When the DM says that someone is speaking in a strange language, you lunge for your character sheet--is it Gnome? Infernal? Sylvan? It's possibly the dumbest, simplest kind of mini-game nestled in D&D: Did I make a successful blind choice? It's a crappy game; it's nickel slots--low stakes, low payout, all luck. But it's still compelling occasionally, in a reptilian-brain way.
In Star Wars, with a kajillion languages, the odds make it more like a lottery. "Trandoshans? Yes! I speak Dosh!" That might happen once in an entire campaign, if that often. After a couple of those moments without winning, you don't want to play anymore.
So there's that. But the unsound crux in D&D is that these multiple-but-not-overwhelming language options are unevenly distributed. Lots of monsters speak Undercommon, Goblin, Giant, Draconic, or Abyssal. But way fewer monsters speak Celestial or Sylvan. Statistically, you just shouldn't bet on Sylvan.
This disparity is compounded because someone who speaks a "good" language like Celestial or Sylvan is likely to be an ally. A DM needs that person to deliver info, not withhold it.
Different languages exist in fantasy games for two reasons: flavor, and to hide information. Flavor is great, and it informs design. But it is forest when you are looking at one particular tree. Important, but not pertinent.
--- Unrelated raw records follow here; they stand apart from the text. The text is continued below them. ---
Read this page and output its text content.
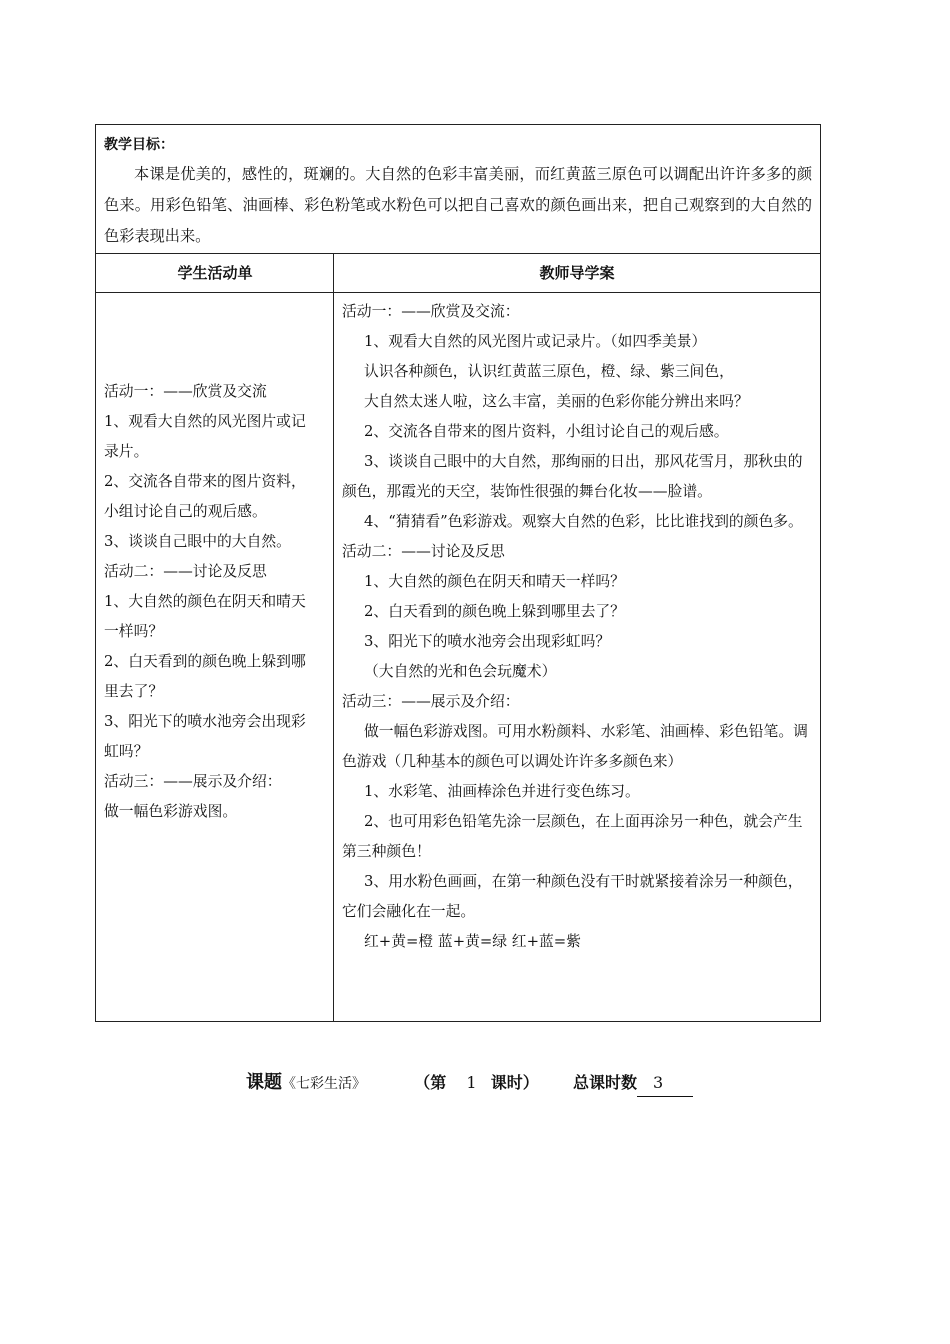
教学目标：
本课是优美的，感性的，斑斓的。大自然的色彩丰富美丽，而红黄蓝三原色可以调配出许许多多的颜色来。用彩色铅笔、油画棒、彩色粉笔或水粉色可以把自己喜欢的颜色画出来，把自己观察到的大自然的色彩表现出来。
学生活动单	教师导学案
活动一：——欣赏及交流
1、观看大自然的风光图片或记
录片。
2、交流各自带来的图片资料，
小组讨论自己的观后感。
3、谈谈自己眼中的大自然。
活动二：——讨论及反思
1、大自然的颜色在阴天和晴天
一样吗？
2、白天看到的颜色晚上躲到哪
里去了？
3、阳光下的喷水池旁会出现彩
虹吗？
活动三：——展示及介绍：
做一幅色彩游戏图。
活动一：——欣赏及交流：
1、观看大自然的风光图片或记录片。（如四季美景）
认识各种颜色，认识红黄蓝三原色，橙、绿、紫三间色，
大自然太迷人啦，这么丰富，美丽的色彩你能分辨出来吗？
2、交流各自带来的图片资料，小组讨论自己的观后感。
3、谈谈自己眼中的大自然，那绚丽的日出，那风花雪月，那秋虫的颜色，那霞光的天空，装饰性很强的舞台化妆——脸谱。
4、“猜猜看”色彩游戏。观察大自然的色彩，比比谁找到的颜色多。
活动二：——讨论及反思
1、大自然的颜色在阴天和晴天一样吗？
2、白天看到的颜色晚上躲到哪里去了？
3、阳光下的喷水池旁会出现彩虹吗？
（大自然的光和色会玩魔术）
活动三：——展示及介绍：
做一幅色彩游戏图。可用水粉颜料、水彩笔、油画棒、彩色铅笔。调色游戏（几种基本的颜色可以调处许许多多颜色来）
1、水彩笔、油画棒涂色并进行变色练习。
2、也可用彩色铅笔先涂一层颜色，在上面再涂另一种色，就会产生第三种颜色！
3、用水粉色画画，在第一种颜色没有干时就紧接着涂另一种颜色，它们会融化在一起。
红+黄=橙 蓝+黄=绿 红+蓝=紫
课题《七彩生活》	（第 1 课时） 总课时数 3
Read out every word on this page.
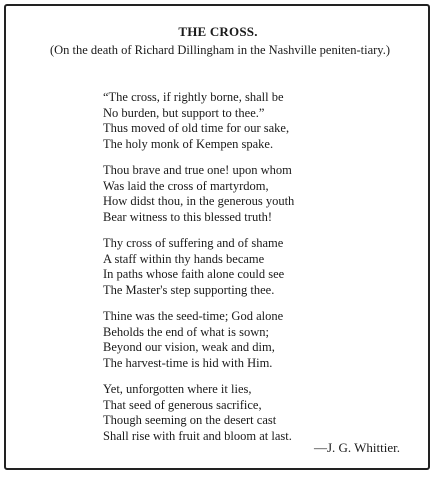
THE CROSS.
(On the death of Richard Dillingham in the Nashville peniten-tiary.)
“The cross, if rightly borne, shall be
No burden, but support to thee.”
Thus moved of old time for our sake,
The holy monk of Kempen spake.
Thou brave and true one! upon whom
Was laid the cross of martyrdom,
How didst thou, in the generous youth
Bear witness to this blessed truth!
Thy cross of suffering and of shame
A staff within thy hands became
In paths whose faith alone could see
The Master's step supporting thee.
Thine was the seed-time; God alone
Beholds the end of what is sown;
Beyond our vision, weak and dim,
The harvest-time is hid with Him.
Yet, unforgotten where it lies,
That seed of generous sacrifice,
Though seeming on the desert cast
Shall rise with fruit and bloom at last.
—J. G. Whittier.
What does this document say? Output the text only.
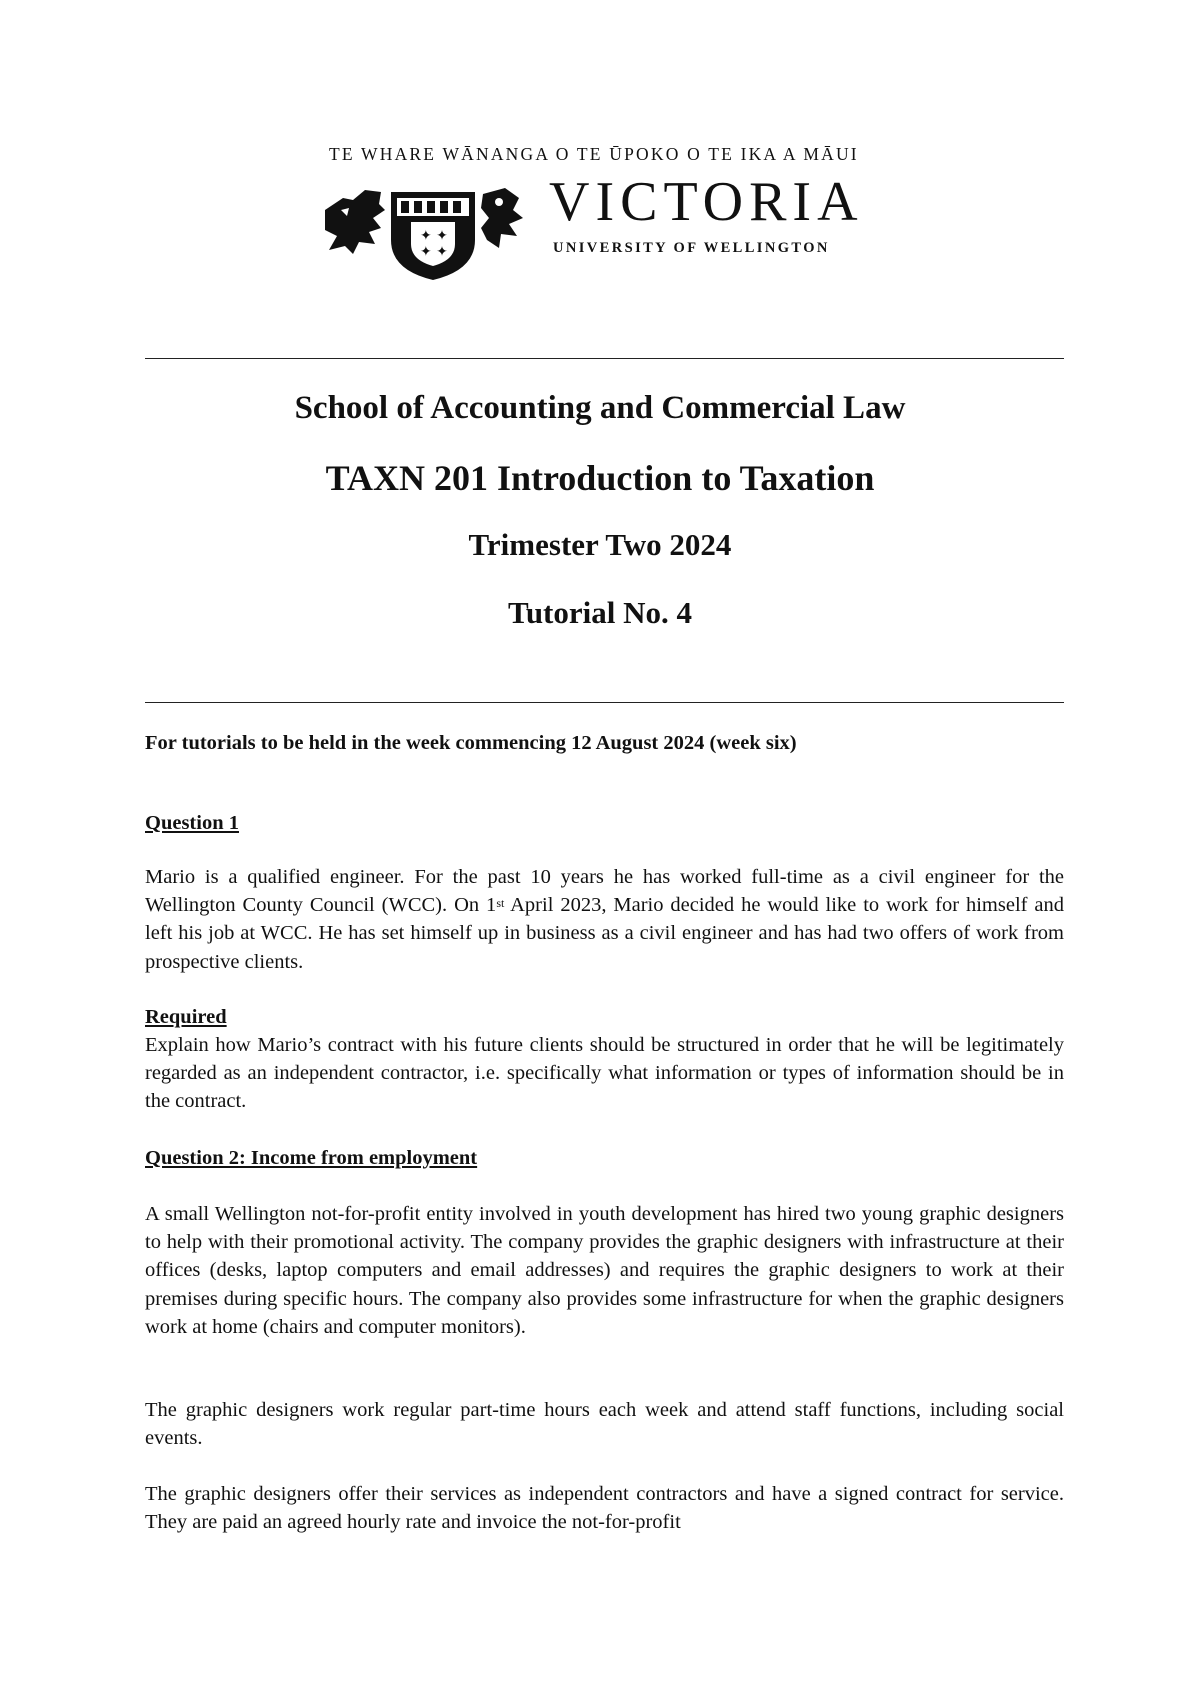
TE WHARE WĀNANGA O TE ŪPOKO O TE IKA A MĀUI
✦ ✦
✦ ✦
VICTORIA
UNIVERSITY OF WELLINGTON
School of Accounting and Commercial Law
TAXN 201 Introduction to Taxation
Trimester Two 2024
Tutorial No. 4
For tutorials to be held in the week commencing 12 August 2024 (week six)
Question 1
Mario is a qualified engineer. For the past 10 years he has worked full-time as a civil engineer for the Wellington County Council (WCC). On 1st April 2023, Mario decided he would like to work for himself and left his job at WCC. He has set himself up in business as a civil engineer and has had two offers of work from prospective clients.
Required
Explain how Mario’s contract with his future clients should be structured in order that he will be legitimately regarded as an independent contractor, i.e. specifically what information or types of information should be in the contract.
Question 2: Income from employment
A small Wellington not-for-profit entity involved in youth development has hired two young graphic designers to help with their promotional activity. The company provides the graphic designers with infrastructure at their offices (desks, laptop computers and email addresses) and requires the graphic designers to work at their premises during specific hours. The company also provides some infrastructure for when the graphic designers work at home (chairs and computer monitors).
The graphic designers work regular part-time hours each week and attend staff functions, including social events.
The graphic designers offer their services as independent contractors and have a signed contract for service. They are paid an agreed hourly rate and invoice the not-for-profit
Hiding info, on the other hand, is very pertinent, and doing it linguistically is an underused aspect of D&D adventure design. I've got half a mind to tweak the language rules in my campaign to offer more opportunity for interestingness here. But I've only really got half a mind for it, so it probably won't get done soon.
Until then, an easy fix is to create and employ more monsters who speak Sylvan or Gnoll or Ignan or whatever just to jump-start this underused mini-game. Because I like it when players make unsound choices for fun reasons, and I'd rather reward them for that than let the rules tacitly punish them.